Est considéré comme mauvais musulman, celui qui ne s’astreint pas à l’application intégrale des préceptes islamiques, jihad compris, et lorsqu’un musulman s’allie à un « mécréant » qui reste perçu comme un blasphémateur du fait de sa non appartenance à l’islam.

S’il existe aujourd’hui peu de musulmans prêts à suivre les appels au jihad, il reste vrai qu’en période de crise la recommandation du recourt à cette pratique, par des religieux dont l’autorité est avérée, trouve une très forte résonance et un écho bien grand auprès d’une communauté dont l’esprit est conditionné par la tradition guerrière de sa croyance.
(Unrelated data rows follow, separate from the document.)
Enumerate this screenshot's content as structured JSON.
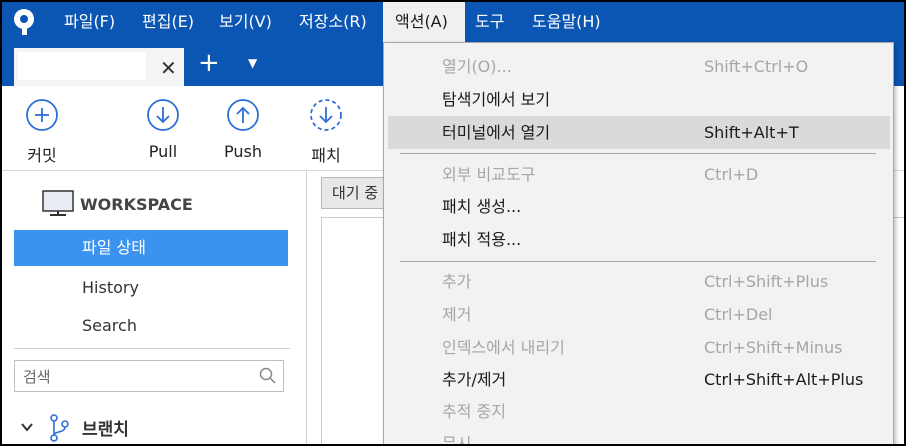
{
  "menubar": {
    "items": [
      {
        "label": "파일(F)"
      },
      {
        "label": "편집(E)"
      },
      {
        "label": "보기(V)"
      },
      {
        "label": "저장소(R)"
      },
      {
        "label": "액션(A)"
      },
      {
        "label": "도구"
      },
      {
        "label": "도움말(H)"
      }
    ],
    "active_index": 4
  },
  "tabs": {
    "add_icon": "plus-icon",
    "dropdown_icon": "caret-down-icon",
    "close_icon": "close-icon"
  },
  "toolbar": {
    "buttons": [
      {
        "label": "커밋",
        "icon": "plus-circle-icon"
      },
      {
        "label": "Pull",
        "icon": "arrow-down-circle-icon"
      },
      {
        "label": "Push",
        "icon": "arrow-up-circle-icon"
      },
      {
        "label": "패치",
        "icon": "dashed-arrow-down-circle-icon"
      }
    ]
  },
  "sidebar": {
    "workspace": {
      "label": "WORKSPACE",
      "icon": "monitor-icon"
    },
    "items": [
      {
        "label": "파일 상태",
        "selected": true
      },
      {
        "label": "History",
        "selected": false
      },
      {
        "label": "Search",
        "selected": false
      }
    ],
    "search": {
      "placeholder": "검색",
      "value": ""
    },
    "branches": {
      "label": "브랜치",
      "icon": "branch-icon",
      "expanded": true
    }
  },
  "main": {
    "pending_tab": "대기 중"
  },
  "dropdown": {
    "items": [
      {
        "label": "열기(O)...",
        "shortcut": "Shift+Ctrl+O",
        "disabled": true
      },
      {
        "label": "탐색기에서 보기",
        "shortcut": "",
        "disabled": false
      },
      {
        "label": "터미널에서 열기",
        "shortcut": "Shift+Alt+T",
        "disabled": false,
        "hover": true
      },
      {
        "separator": true
      },
      {
        "label": "외부 비교도구",
        "shortcut": "Ctrl+D",
        "disabled": true
      },
      {
        "label": "패치 생성...",
        "shortcut": "",
        "disabled": false
      },
      {
        "label": "패치 적용...",
        "shortcut": "",
        "disabled": false
      },
      {
        "separator": true
      },
      {
        "label": "추가",
        "shortcut": "Ctrl+Shift+Plus",
        "disabled": true
      },
      {
        "label": "제거",
        "shortcut": "Ctrl+Del",
        "disabled": true
      },
      {
        "label": "인덱스에서 내리기",
        "shortcut": "Ctrl+Shift+Minus",
        "disabled": true
      },
      {
        "label": "추가/제거",
        "shortcut": "Ctrl+Shift+Alt+Plus",
        "disabled": false
      },
      {
        "label": "추적 중지",
        "shortcut": "",
        "disabled": true
      },
      {
        "label": "무시",
        "shortcut": "",
        "disabled": true
      }
    ]
  },
  "colors": {
    "menubar_bg": "#0b56b3",
    "accent_icon": "#2d6fd8",
    "selected_nav": "#3c93ef",
    "menu_bg": "#f2f2f2",
    "menu_hover": "#dadada",
    "disabled_text": "#a6a6a6"
  }
}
Il suffit de voir les hordes déchainées, lors de manifestations spontanées ou organisées, criant « Allah akbar » prêt à en découdre avec tous ceux qui osent critiquer l’islam ou Mahomet. Il en est de même pour les « révolutions arabes » où les « révolutionnaires » crient tous « Allah akbar » en saccageant et en tuant ceux qui ont la malchance de se trouver sur leur passage.

Geneviève Harland

Notes

[1Ayatollah Khomeiny Principes politiques, philosophiques, sociaux et religieux, Ed. Libres-Hallier, Paris, 1979, page 23.

[2Ingénieur en électricité, condamné à mort (le 16 mars 1982) et pendu au Caire, le 15 avril, à l’issu du procès qui suivit l’assassinat, en octobre 1981, du président égyptien Anouar El-Sadate.

[3« Excommunication et hégire » Takfir wal hijra ou « Apostasie et exil »). Ce nom lui fut attribué parce que son chef, l’agronome Choukri Mustapha (abattu par les forces de l’ordre en 1977), traitait d’apostats tous les musulmans qui n’avaient pas une même vision que lui de l’islam.

[4C’est-à-dire « l’impératif oublié » ou « l’obligation négligée. »

[5A.J. Wensinck, Concordances et Indices de la Tradition musulmane, VII volumes, Leyde, 1936 à 1969, vol I, page 389.

[6Al Boukhâri et Mouslim- 14e hadith des 40 hadiths de Nawawi.